Being a Hindi daily newspaper, the audience Dainik Bhaskar attracts is mostly from the Hindi-speaking belts. Other than English, Hindi is preferred by 60% population in India to read newspapers. Moreover, a research conducted by KPMG and DB Group suggests that in India, the Hindi and vernacular newspapers are more loved by news readers. There is a vast majority interested in consuming news in Hindi and other vernacular languages on digital platforms. Given the demand, DB Digital’s Wisdom Next team is working on personalization of content along with ad-personalization.

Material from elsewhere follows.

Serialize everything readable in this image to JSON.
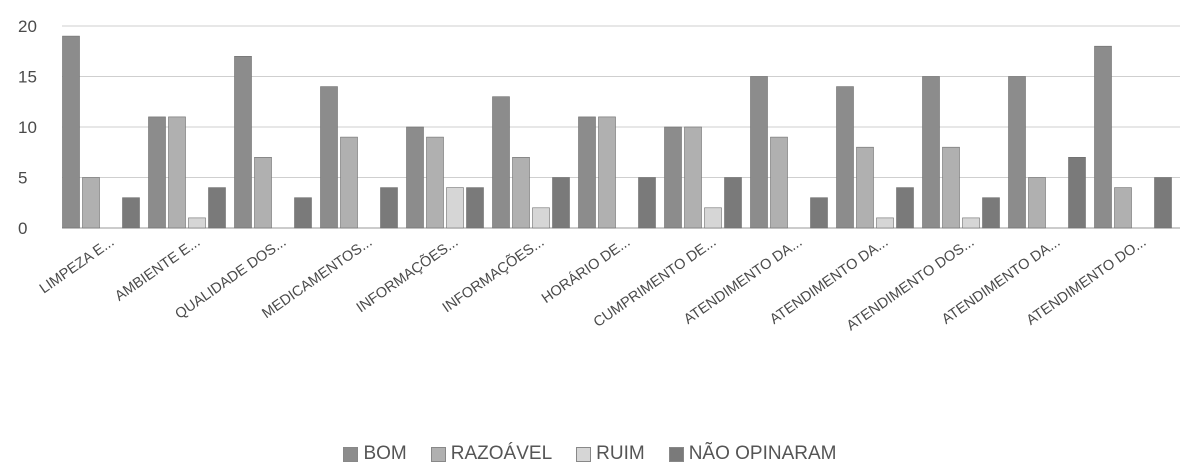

Due to their efficient team on board, the Dainik Bhaskar page is the fourth most engaged page on Facebook globally while it tops the list in India. Speaking on their future endeavors, Gupta said, “We are still developing the engine based on insights we receive. We are delving deeper into the analysis, so that our advertising can move with the readers and follow their pattern. Soon we will introduce this software to the industry. We feel that if we are able to generate better results with Wisdom Next, we can also pass this knowledge across the industry for a better tomorrow.”
For the editors and reporters, the software offers several updates on a story, based on which one can select the story angle or choose to select the right detail and decide on the presentation perspective. It can even predict, based on the article, whether the story will receive good mileage or not. Interestingly, it can also suggest the right time to take the story online for better page views. It can curate a list of top 100 stories which are popular on social media. These top stories can be further bifurcated into a dedicated list for stories on Facebook, website and UC Browser. Almost 40% of digital traffic is driven through Facebook to the DB website.
Mantra for audience engagement
As per Gupta, the following are the mantra to go by for better audience engagement:
– Target keywords as indicators of engagement and identify high-relevancy keywords
– Use Associate Mining to identify stories that are doing well; a score based on performance is given for future analysis.
– User and their interest stories are monitored. At DB Digital, the reader/user history is taken into consideration to identify their patterns of engagement based on what they have read before.
– Showing similar stories to users. Here story stitching can be of great help. This brings people together who have shared similar patterns and allows displaying to readers the most frequent stories trending in their pattern.
“Today, with a rise in digital spends, there is a growing need for a system that can track the engagement and manage ad and content. This is what every publisher will need in the coming future and we are ready for it,” concluded Gupta.